Alex Spies - Personal Academic Website

About

Welcome to my personal page! I am currently in my final year as a Ph.D. candidate in CS at Imperial College London, advised by Prof. A. Russo and Prof. M. Shanahan.

My research is focused on understanding Deep Learning models to improve their safety and robustness. Recently, I have been most excited by approaches to reverse-engineer the internal representations of Large Language Models through the use of Mechanistic Interpretability techniques. To this end, I co-lead the UnSearch Research Team, which aims to develop a systematic understanding of how/if transformers learn to represent goals, and how they "reason" with respect to their goals.

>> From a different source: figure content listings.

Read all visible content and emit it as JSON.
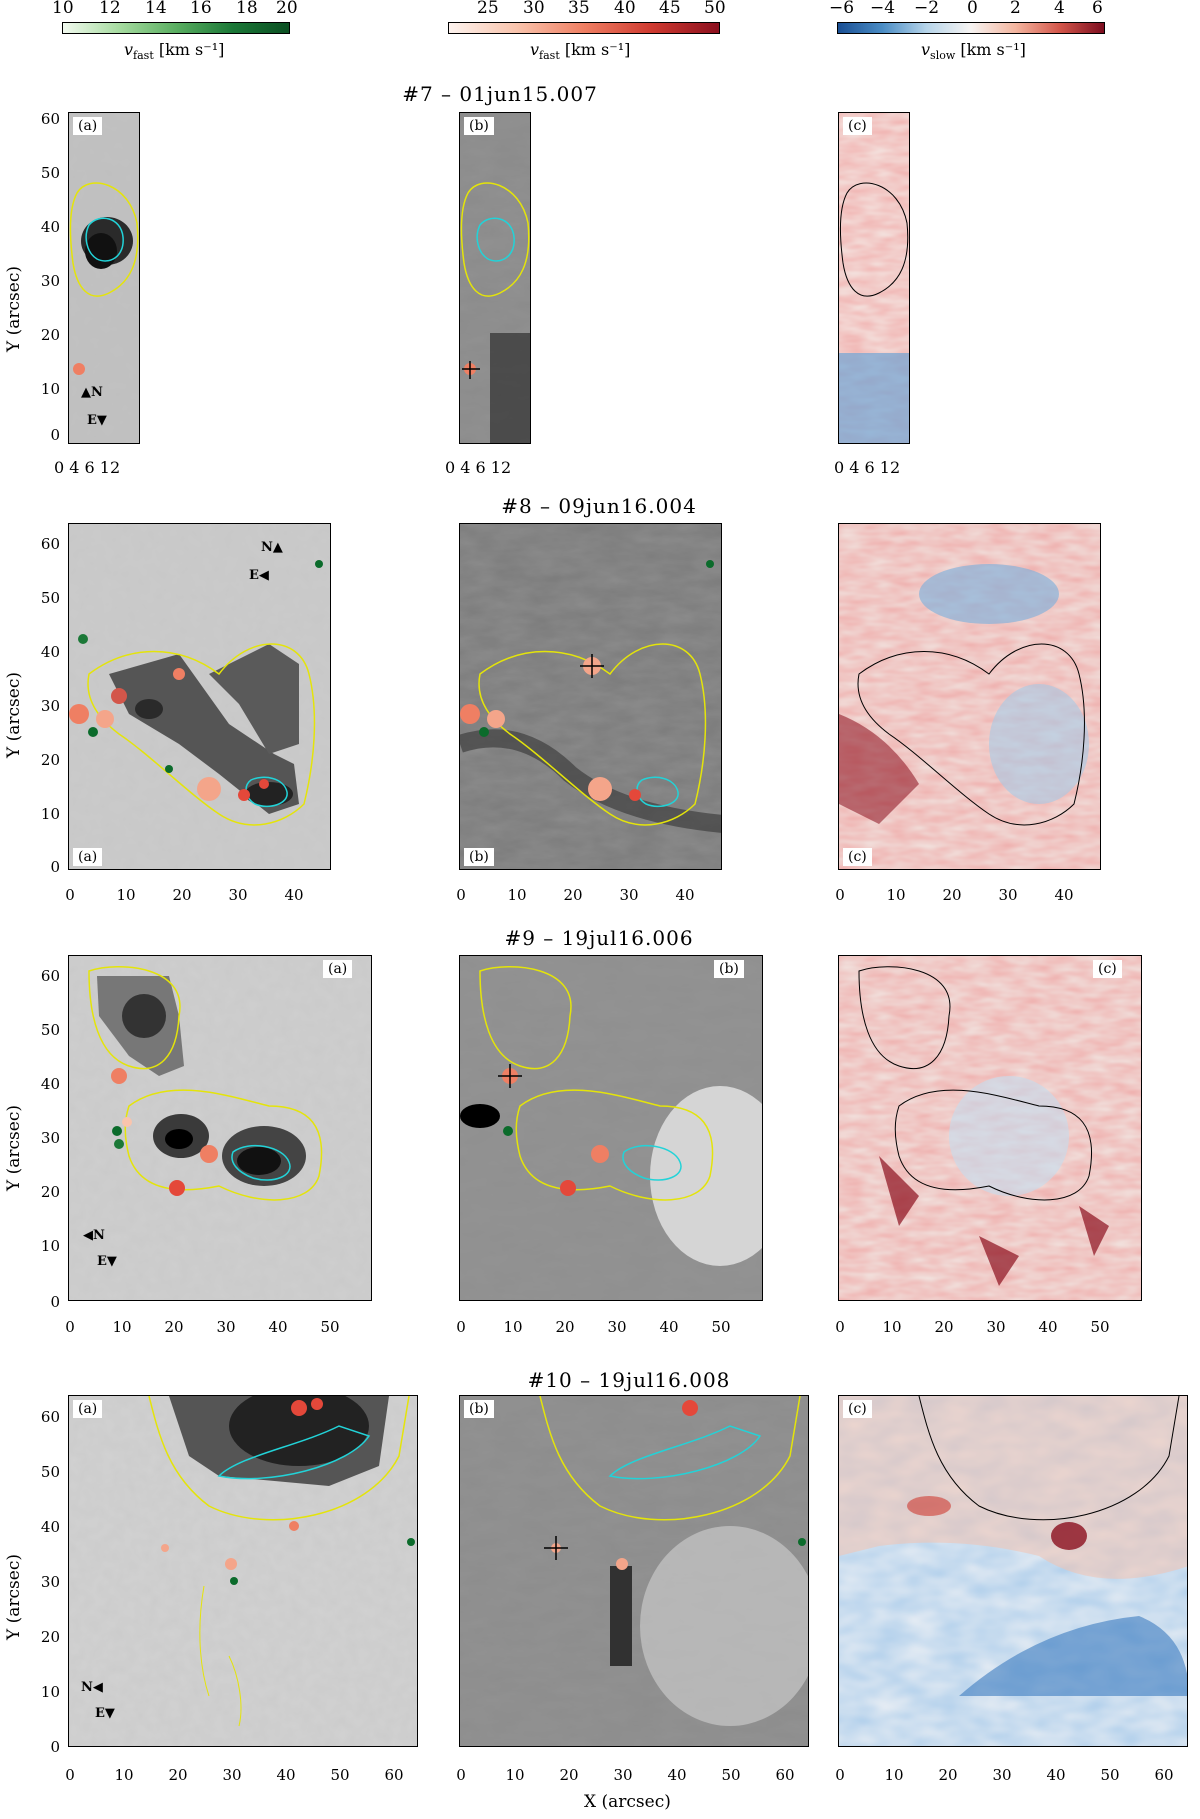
{
  "colorbars": [
    {
      "ticks": [
        "10",
        "12",
        "14",
        "16",
        "18",
        "20"
      ],
      "label_sym": "v",
      "label_sub": "fast",
      "label_unit": "[km s⁻¹]"
    },
    {
      "ticks": [
        "25",
        "30",
        "35",
        "40",
        "45",
        "50"
      ],
      "label_sym": "v",
      "label_sub": "fast",
      "label_unit": "[km s⁻¹]"
    },
    {
      "ticks": [
        "−6",
        "−4",
        "−2",
        "0",
        "2",
        "4",
        "6"
      ],
      "label_sym": "v",
      "label_sub": "slow",
      "label_unit": "[km s⁻¹]"
    }
  ],
  "colors": {
    "green_low": "#f2faef",
    "green_high": "#0b6b2b",
    "red_low": "#fdf1ec",
    "red_high": "#8b0f1e",
    "blue": "#1f5fa8",
    "contour_yellow": "#e4e40a",
    "contour_cyan": "#22d3d8"
  },
  "rows": [
    {
      "title": "#7  –  01jun15.007",
      "yticks": [
        "0",
        "10",
        "20",
        "30",
        "40",
        "50",
        "60"
      ],
      "xticks": [
        "0",
        "4",
        "6",
        "12"
      ],
      "xticks_extra": "0 4 6 12"
    },
    {
      "title": "#8  –  09jun16.004",
      "yticks": [
        "0",
        "10",
        "20",
        "30",
        "40",
        "50",
        "60"
      ],
      "xticks": [
        "0",
        "10",
        "20",
        "30",
        "40"
      ]
    },
    {
      "title": "#9  –  19jul16.006",
      "yticks": [
        "0",
        "10",
        "20",
        "30",
        "40",
        "50",
        "60"
      ],
      "xticks": [
        "0",
        "10",
        "20",
        "30",
        "40",
        "50"
      ]
    },
    {
      "title": "#10  –  19jul16.008",
      "yticks": [
        "0",
        "10",
        "20",
        "30",
        "40",
        "50",
        "60"
      ],
      "xticks": [
        "0",
        "10",
        "20",
        "30",
        "40",
        "50",
        "60"
      ]
    }
  ],
  "panel_labels": [
    "(a)",
    "(b)",
    "(c)"
  ],
  "row1_xticks": [
    "0",
    "4",
    "6",
    "12"
  ],
  "y_axis_title": "Y (arcsec)",
  "x_axis_title": "X (arcsec)",
  "compass": {
    "north": "N",
    "east": "E"
  }
}
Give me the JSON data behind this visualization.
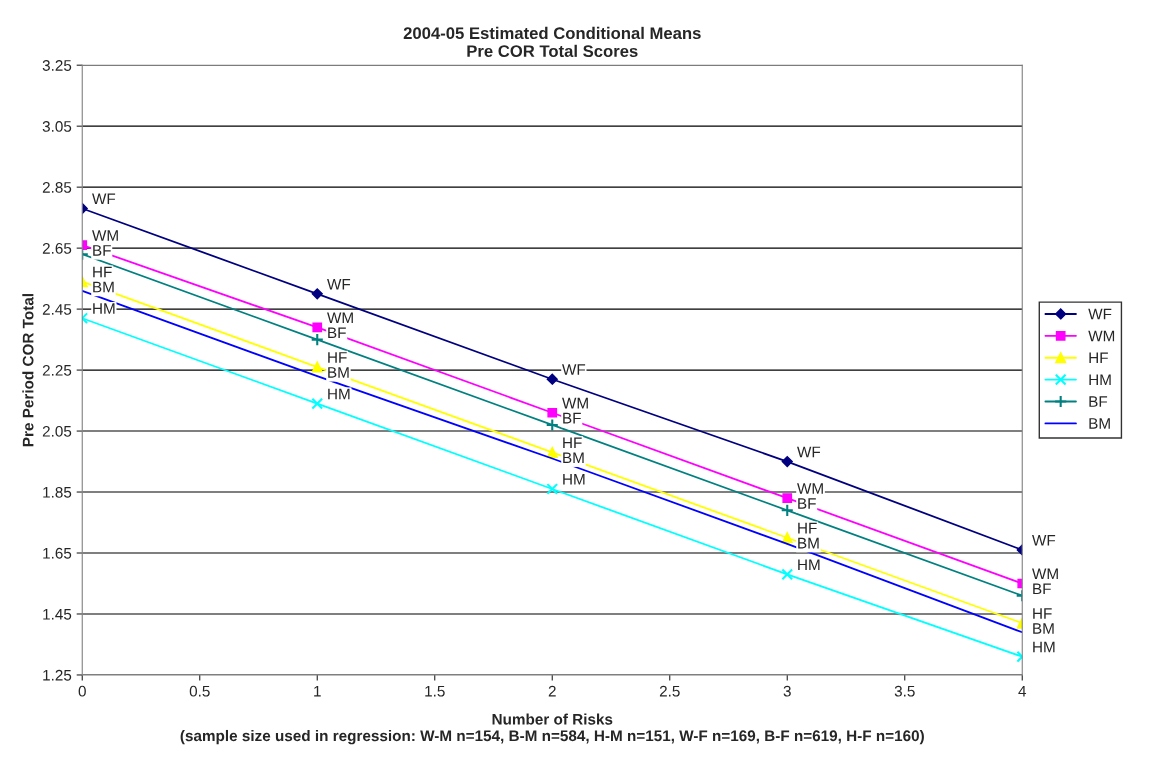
{
  "chart_data": {
    "type": "line",
    "title": "2004-05 Estimated Conditional Means\nPre COR Total Scores",
    "xlabel": "Number of Risks\n(sample size used in regression: W-M n=154, B-M n=584, H-M n=151, W-F n=169, B-F n=619, H-F n=160)",
    "ylabel": "Pre Period COR Total",
    "x": [
      0,
      1,
      2,
      3,
      4
    ],
    "series": [
      {
        "name": "WF",
        "color": "#000080",
        "marker": "diamond",
        "values": [
          2.78,
          2.5,
          2.22,
          1.95,
          1.66
        ],
        "value_labels": [
          "WF",
          "WF",
          "WF",
          "WF",
          "WF"
        ]
      },
      {
        "name": "WM",
        "color": "#ff00ff",
        "marker": "square",
        "values": [
          2.66,
          2.39,
          2.11,
          1.83,
          1.55
        ],
        "value_labels": [
          "WM",
          "WM",
          "WM",
          "WM",
          "WM"
        ]
      },
      {
        "name": "HF",
        "color": "#ffff00",
        "marker": "triangle",
        "values": [
          2.54,
          2.26,
          1.98,
          1.7,
          1.42
        ],
        "value_labels": [
          "HF",
          "HF",
          "HF",
          "HF",
          "HF"
        ]
      },
      {
        "name": "HM",
        "color": "#00ffff",
        "marker": "cross",
        "values": [
          2.42,
          2.14,
          1.86,
          1.58,
          1.31
        ],
        "value_labels": [
          "HM",
          "HM",
          "HM",
          "HM",
          "HM"
        ]
      },
      {
        "name": "BF",
        "color": "#008080",
        "marker": "plus",
        "values": [
          2.63,
          2.35,
          2.07,
          1.79,
          1.51
        ],
        "value_labels": [
          "BF",
          "BF",
          "BF",
          "BF",
          "BF"
        ]
      },
      {
        "name": "BM",
        "color": "#0000ff",
        "marker": "none",
        "values": [
          2.51,
          2.23,
          1.96,
          1.68,
          1.39
        ],
        "value_labels": [
          "BM",
          "BM",
          "BM",
          "BM",
          "BM"
        ]
      }
    ],
    "xlim": [
      0,
      4
    ],
    "xticks": [
      0,
      0.5,
      1,
      1.5,
      2,
      2.5,
      3,
      3.5,
      4
    ],
    "ylim": [
      1.25,
      3.25
    ],
    "yticks": [
      1.25,
      1.45,
      1.65,
      1.85,
      2.05,
      2.25,
      2.45,
      2.65,
      2.85,
      3.05,
      3.25
    ],
    "grid": "y",
    "legend": "right",
    "line_style": "solid"
  }
}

Alongside my research, I am also deeply passionate about teaching - having contributed to the development and instruction of several courses at Imperial College London, most notably those on 'Maths for Machine Learning' and 'Deep Learning'. I've also recently been working on some side projects including an automated AI Safety Reading List, and a sweeper for ML experiments on various kinds of nodes (SSH, Local etc.).

I recently completed a fantastic stay in Tokyo as a Research Fellow at the National Institute of Informatics under the guidance of Prof. K Inoue. Prior to my Ph.D. I completed an MSc in AI and ML at Imperial, and an MPhys in Physics with Theoretical Physics at the University of Manchester. I am happy to answer questions about these experiences, and to provide general advice on career progression and applications (though it may take me a few weeks to respond!).